= Giovanni Battista Bianchini =

Italian organist, choir director, conductor, and composer of the Baroque period

Giovanni Battista Bianchini (born after 1650 – died 26 September 1708) was an Italian organist, choir director, conductor, and composer of the Baroque period. He served as maestro di cappella at the Orvieto Cathedral (1678–1684) and Rome's Archbasilica of Saint John Lateran (1684–1708). He also was director of the choir at the Oratory of Santissimo Crocifisso; a role he began in 1687. He wrote many oratorios for this ensemble; a genre of composition which was the focus of his creative output.

==Life and career==
Giovanni Battista Bianchini was born in Rome and lived during the second half of the 17th century. The exact year of his birth is not known. In 1678 he was appointed maestro di cappella at the Orvieto Cathedral. He remained in that post until 1684 when he took the same position at the Archbasilica of Saint John Lateran in Rome. He remained in that role until his death twenty-four years later in 1708. He served simultaneously as first phonascus (a post akin to a choir director) and later "praefectus musicae" at the Oratorio of San Marcello (also known as the Oratory of Santissimo Crocifisso, an oratory connected to the San Marcello al Corso); beginning his work there in 1687. He composed many oratorios for this choir, with his first one dating to 1685, two years before he became the ensemble's director.

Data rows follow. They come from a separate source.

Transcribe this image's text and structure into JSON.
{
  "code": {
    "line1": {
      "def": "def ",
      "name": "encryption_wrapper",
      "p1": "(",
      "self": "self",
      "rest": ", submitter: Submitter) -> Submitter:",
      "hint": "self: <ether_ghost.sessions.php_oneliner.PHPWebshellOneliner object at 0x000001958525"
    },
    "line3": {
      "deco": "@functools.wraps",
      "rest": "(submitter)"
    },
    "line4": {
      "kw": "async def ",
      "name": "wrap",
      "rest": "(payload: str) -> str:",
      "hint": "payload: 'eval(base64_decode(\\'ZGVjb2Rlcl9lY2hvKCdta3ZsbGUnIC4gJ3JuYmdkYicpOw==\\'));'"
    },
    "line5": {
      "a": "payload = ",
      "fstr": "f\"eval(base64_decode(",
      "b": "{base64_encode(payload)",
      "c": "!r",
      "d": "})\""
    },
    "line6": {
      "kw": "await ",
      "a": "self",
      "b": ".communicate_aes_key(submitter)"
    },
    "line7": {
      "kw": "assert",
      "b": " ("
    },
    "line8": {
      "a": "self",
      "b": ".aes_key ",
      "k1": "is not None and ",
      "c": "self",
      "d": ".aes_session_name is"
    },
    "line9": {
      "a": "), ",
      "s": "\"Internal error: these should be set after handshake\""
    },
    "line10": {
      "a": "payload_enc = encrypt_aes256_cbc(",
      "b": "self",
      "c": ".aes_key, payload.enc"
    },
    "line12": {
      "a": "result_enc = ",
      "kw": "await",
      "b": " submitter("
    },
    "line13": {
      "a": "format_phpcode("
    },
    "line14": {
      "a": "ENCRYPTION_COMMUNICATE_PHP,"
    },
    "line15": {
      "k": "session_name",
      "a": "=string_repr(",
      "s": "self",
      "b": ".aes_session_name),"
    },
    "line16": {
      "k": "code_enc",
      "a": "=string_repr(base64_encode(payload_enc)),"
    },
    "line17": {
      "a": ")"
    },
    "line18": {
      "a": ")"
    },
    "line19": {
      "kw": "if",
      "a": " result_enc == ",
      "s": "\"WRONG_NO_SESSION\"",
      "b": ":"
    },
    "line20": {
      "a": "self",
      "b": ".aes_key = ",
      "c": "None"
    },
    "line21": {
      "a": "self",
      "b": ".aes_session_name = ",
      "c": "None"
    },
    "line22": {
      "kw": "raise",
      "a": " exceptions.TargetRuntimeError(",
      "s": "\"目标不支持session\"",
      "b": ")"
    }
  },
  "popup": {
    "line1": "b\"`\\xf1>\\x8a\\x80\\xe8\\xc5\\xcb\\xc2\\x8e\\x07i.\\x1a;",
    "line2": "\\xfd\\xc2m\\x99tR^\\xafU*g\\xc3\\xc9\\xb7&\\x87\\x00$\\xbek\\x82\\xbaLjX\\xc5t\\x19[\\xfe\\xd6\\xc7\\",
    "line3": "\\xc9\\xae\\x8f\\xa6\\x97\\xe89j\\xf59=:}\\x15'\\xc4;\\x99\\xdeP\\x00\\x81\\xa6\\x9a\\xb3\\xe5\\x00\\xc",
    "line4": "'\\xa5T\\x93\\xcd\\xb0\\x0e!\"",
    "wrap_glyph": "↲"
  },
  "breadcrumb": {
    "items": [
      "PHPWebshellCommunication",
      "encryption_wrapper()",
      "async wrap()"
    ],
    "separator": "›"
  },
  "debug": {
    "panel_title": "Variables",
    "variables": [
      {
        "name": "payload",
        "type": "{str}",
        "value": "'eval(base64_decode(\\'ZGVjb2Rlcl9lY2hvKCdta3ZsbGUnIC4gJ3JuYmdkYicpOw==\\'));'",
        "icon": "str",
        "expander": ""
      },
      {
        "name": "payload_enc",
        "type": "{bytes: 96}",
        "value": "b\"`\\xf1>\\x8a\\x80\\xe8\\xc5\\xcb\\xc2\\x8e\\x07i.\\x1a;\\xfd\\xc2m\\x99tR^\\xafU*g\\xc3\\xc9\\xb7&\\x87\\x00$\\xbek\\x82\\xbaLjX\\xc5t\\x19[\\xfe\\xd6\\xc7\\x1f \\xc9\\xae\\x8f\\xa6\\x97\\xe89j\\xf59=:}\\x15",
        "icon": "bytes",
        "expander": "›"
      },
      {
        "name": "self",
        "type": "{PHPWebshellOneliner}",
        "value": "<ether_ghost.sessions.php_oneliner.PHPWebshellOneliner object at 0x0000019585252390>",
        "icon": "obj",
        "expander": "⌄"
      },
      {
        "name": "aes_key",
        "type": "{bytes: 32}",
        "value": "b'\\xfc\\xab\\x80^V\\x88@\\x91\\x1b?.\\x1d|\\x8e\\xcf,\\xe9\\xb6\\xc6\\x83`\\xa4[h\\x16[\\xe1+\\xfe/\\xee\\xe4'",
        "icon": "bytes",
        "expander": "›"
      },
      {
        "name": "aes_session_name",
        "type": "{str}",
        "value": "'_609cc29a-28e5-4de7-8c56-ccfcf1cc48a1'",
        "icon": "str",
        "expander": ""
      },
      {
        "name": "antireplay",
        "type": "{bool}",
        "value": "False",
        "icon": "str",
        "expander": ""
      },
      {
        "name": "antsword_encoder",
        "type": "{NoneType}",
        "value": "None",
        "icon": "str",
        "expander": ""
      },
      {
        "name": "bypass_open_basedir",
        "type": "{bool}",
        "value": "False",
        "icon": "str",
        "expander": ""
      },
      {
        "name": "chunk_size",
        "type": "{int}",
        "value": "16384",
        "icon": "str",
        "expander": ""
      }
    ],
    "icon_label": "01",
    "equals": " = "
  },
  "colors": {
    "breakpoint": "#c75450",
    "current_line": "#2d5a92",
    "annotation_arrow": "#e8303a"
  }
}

Bianchini was a member of the Accademia Nazionale di Santa Cecilia (then known as the Congregazione di San Cecilia). At that institution he served as maestri di cappella 1687, and again in 1691. He involved with opera performances in Orvieto in 1693 that were staged in celebration of Pentecost and Corpus Domini. He was most likely either conductor or choir master at these events. He also served as both organist and maestro di cappella at the San Salvatore in Lauro, Rome in 1694.

Bianchini died in Rome on 26 September 1708.